Educational TV Research Findings
By Julie Levy ~ Posted Tue, 03/17/2009 - 3:56pm
In keeping up with educational news, two articles about educational TV caught my attention and I wanted to share them with you.
An article in Education Week titled Studies Support Benefits of Educational TV for Reading summarizes several research projects by stating "While learning experts surely agree that too much television and inappropriate content can have detrimental effects on children, the right kinds of programs can set them on the path toward reading."
Research is now emerging and providing critical information on the most effective approaches for combining learning with a television program. Debra L. Linebarger, the director of the Children and Media Lab at the Annenberg School for Communications at the University of Pennsylvania in Philadelphia says “We know that we can successfully merge learning and appeal to children, but it takes work.” Linebarger is studying the impact of several popular shows on public television, including “Between the Lions” and “Super Why!”
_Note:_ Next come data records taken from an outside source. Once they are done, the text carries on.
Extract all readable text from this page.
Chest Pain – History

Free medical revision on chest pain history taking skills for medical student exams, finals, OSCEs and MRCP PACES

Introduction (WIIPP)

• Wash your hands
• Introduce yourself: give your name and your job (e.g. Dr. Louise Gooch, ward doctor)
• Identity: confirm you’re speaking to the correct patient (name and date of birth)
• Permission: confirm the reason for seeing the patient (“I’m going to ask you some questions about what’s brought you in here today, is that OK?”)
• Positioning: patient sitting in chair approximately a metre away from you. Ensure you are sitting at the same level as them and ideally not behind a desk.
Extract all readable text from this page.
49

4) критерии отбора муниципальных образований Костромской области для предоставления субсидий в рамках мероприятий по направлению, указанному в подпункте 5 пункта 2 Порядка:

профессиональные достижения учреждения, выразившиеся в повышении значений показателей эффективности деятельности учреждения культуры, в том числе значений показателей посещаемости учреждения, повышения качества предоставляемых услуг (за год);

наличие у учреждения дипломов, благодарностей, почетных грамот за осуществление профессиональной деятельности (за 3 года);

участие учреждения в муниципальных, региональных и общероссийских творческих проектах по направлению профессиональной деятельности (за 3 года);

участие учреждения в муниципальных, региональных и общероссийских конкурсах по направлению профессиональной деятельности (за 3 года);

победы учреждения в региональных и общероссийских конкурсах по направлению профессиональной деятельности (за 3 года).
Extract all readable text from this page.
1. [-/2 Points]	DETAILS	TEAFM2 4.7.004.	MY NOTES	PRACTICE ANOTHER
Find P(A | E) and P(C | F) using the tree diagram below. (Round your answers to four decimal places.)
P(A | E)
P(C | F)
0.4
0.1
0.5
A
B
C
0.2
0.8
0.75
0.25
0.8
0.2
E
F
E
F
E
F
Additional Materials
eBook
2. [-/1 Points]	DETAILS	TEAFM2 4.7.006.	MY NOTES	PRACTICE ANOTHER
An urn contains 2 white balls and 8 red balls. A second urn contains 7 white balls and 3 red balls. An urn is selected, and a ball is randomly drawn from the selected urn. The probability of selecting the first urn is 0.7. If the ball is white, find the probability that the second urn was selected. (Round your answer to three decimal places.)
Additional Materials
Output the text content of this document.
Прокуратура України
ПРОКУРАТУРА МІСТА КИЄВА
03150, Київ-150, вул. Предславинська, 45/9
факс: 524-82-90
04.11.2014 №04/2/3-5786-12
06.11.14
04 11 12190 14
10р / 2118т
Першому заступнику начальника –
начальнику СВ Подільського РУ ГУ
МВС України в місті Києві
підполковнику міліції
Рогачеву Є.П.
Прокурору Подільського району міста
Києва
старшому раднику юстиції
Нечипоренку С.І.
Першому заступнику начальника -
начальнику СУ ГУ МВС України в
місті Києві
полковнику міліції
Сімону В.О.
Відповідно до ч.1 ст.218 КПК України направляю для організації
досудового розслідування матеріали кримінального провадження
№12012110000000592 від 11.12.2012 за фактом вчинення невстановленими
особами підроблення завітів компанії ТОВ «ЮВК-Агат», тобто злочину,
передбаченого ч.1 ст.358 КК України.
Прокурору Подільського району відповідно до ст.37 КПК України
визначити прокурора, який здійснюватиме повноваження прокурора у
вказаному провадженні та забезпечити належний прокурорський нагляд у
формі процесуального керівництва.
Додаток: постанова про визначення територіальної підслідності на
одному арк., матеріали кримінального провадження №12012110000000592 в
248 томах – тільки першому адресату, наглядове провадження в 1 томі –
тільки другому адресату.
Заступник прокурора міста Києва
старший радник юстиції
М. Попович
The article goes on to reaffirm the American Academy of Pediatrics recommendation that televsion viewing should be avoided altogether for children under the age of 2 because it can be detrimental to their brain development but the AAP also recognizes that some television programming has benefits. Along these lines, a second article titled Want a Smart Baby? TV's Not Going to Help, from CNN reports on a study published in the journal Pediatrics that challenges the need and usefulness of baby educational videos.
Researchers from Children's Hospital in Boston and Harvard Medical School monitored more than 800 children from birth to 3 years of age and found that baby programs such as BabyGenius or Baby Einstein not only do not make babies smarter but also have no cognitive benefit to babies and toddlers. This study supports the findings of a study published in August that also found no benefit from baby DVDs, stating that infants who watched the videos understood fewer words than those who did not watch them.
As an educator, I find it interesting to talk with my peers about their opinions and perceptions of media use, particularly TV, for children. Most educators seem to fall into two categories regarding TV and media use: those who will not use any TV or media at all or those who embrace it wholeheartedly. Both of the above articles state the case for selective and appropriate use of TV and media for children. In other words, for children 3 years and older it is not just how much TV a child is watching, it is more about what they are watching.